This week’s topic for discussion on the Patient Engagement Design MOOC began with a presentation by a patient that discussed that from a patient perspective, that level of engagement varies. I really liked how Dana Lewis (the patient) used Maslov’s hierarchy of needs as a way to present patient needs. When an issue is life threatening, the patient needs to be much more engaged – they are motivated to be much more engaged. I think this first presentation was a good started point at trying to develop an appreciative understanding of the patient experience. It helps to understand what the true ‘need’ is in the patient engagement problem.
Where I got lost was the presentation by Nir Eyal regarding the HOOK model (used in economics) and the entire focus on ‘habits’. I failed to see the link. When Nir Eyal confirmed that the HOOK model was based upon Skinner’s bevaviourist theory, I realized why I was having trouble. You see, behaviourist learning works great for temporary change (how many ‘habits’ have you developed only to stop them later?) – but not for life-long change. What wasn’t mentioned in the stimulus-response model was that when you remove the reward the behaviour stops. So, yes, the use of random (variable) rewards encourages the behaviour, what isn’t said is that when you stop the rewards the behavior also stops. This makes for a change that is not sustainable. Works well for short-term goals, but not for life-long goals.
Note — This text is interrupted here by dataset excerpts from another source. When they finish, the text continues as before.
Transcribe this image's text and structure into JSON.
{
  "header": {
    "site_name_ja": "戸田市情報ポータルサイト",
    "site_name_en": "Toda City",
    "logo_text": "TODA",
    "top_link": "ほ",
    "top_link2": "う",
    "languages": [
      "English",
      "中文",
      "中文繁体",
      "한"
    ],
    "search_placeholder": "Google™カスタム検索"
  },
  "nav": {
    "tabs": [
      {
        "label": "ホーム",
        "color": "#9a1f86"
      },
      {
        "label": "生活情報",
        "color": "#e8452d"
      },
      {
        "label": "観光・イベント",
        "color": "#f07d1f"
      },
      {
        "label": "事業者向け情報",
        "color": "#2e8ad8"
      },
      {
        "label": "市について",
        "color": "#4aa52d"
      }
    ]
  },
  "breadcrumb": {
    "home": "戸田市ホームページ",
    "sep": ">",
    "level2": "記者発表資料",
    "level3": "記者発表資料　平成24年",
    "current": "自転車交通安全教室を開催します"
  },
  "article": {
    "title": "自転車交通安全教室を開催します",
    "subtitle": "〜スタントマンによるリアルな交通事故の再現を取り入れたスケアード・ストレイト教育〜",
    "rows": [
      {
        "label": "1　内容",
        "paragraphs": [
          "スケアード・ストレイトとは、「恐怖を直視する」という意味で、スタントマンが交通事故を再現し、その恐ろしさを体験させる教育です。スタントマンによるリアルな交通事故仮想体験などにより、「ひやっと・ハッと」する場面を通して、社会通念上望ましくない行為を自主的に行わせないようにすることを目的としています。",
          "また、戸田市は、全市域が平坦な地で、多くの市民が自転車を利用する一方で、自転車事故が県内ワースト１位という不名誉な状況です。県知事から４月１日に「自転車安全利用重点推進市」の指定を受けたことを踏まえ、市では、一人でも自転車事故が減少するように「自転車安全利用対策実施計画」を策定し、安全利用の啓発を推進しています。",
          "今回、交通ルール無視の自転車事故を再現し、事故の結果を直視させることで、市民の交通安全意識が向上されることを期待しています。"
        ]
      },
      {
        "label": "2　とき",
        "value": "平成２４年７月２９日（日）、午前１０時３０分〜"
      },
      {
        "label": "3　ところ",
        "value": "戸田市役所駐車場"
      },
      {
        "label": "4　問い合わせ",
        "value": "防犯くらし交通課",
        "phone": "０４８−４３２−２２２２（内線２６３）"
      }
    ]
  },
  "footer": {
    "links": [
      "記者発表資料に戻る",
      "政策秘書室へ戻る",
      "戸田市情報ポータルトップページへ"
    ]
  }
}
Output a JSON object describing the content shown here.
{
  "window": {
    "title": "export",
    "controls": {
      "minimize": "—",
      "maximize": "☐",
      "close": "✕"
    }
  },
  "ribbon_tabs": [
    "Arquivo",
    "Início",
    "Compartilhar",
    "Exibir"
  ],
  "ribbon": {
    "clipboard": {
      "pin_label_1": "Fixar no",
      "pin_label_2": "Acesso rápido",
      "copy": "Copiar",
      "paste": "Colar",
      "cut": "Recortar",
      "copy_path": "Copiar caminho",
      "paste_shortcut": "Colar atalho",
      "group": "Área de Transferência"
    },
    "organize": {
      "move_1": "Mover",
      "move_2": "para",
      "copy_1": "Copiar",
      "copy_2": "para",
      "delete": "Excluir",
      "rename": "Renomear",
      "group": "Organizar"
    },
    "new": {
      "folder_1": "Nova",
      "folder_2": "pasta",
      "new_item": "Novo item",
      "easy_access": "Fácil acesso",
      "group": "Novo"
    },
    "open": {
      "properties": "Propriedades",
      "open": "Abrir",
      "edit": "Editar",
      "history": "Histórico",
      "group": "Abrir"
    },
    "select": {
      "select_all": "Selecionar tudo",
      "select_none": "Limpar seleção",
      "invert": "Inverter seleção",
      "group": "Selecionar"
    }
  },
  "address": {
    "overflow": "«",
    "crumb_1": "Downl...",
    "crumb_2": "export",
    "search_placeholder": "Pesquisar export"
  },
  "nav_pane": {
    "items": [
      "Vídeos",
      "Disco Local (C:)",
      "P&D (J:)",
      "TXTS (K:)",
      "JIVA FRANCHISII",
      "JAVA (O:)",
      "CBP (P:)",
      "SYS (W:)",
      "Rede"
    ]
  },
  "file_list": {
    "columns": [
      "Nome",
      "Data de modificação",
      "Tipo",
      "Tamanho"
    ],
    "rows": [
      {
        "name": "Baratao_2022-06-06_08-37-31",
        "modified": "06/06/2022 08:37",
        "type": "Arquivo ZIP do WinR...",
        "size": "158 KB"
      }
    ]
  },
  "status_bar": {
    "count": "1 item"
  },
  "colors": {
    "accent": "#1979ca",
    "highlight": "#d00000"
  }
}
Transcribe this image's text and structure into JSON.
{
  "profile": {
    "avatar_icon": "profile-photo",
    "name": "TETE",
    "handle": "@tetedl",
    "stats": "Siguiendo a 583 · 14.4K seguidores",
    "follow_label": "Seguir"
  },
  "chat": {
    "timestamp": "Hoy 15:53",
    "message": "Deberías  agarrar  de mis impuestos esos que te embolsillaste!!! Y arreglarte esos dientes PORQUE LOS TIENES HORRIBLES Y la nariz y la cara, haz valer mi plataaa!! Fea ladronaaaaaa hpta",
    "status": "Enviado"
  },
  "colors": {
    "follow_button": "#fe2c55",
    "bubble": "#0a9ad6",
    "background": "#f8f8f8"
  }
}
In the field of education, when we consider deeper learning, and particularly when we are looking at learning that we want people to truly internalize, we look to the constructivist and social-constructivist theorists. This is a completely different view on how people learn (and therefore, how people change their behaviour). It is philosophically different.
In patient engagement, we use terms like ‘collaborate’ and ‘engage’ – and the assumption here is that we are looking for patients not just to ‘mimic a new behaviour’ but to truly believe in the change that is expected. So, if we want true engagement, we need to start from a theory that is based upon engagement. We should be talking about Vygotsky. We should be talking about how people learn through social negotiation with one another – and by actually engaging in conversation between patient and one’s care team, and through that engagement we can then co-develop (together) a treatment plan that works. Without the co-creation, we are going back to ‘dictating’ model that puts the physician as ‘expert’ and ignores the uniqueness of the individual patient. This is not engagement.
So now I challenge the course creators to find a better model or way of teaching this topic – one that is based upon the psychology theories of Vygostky and not Skinner!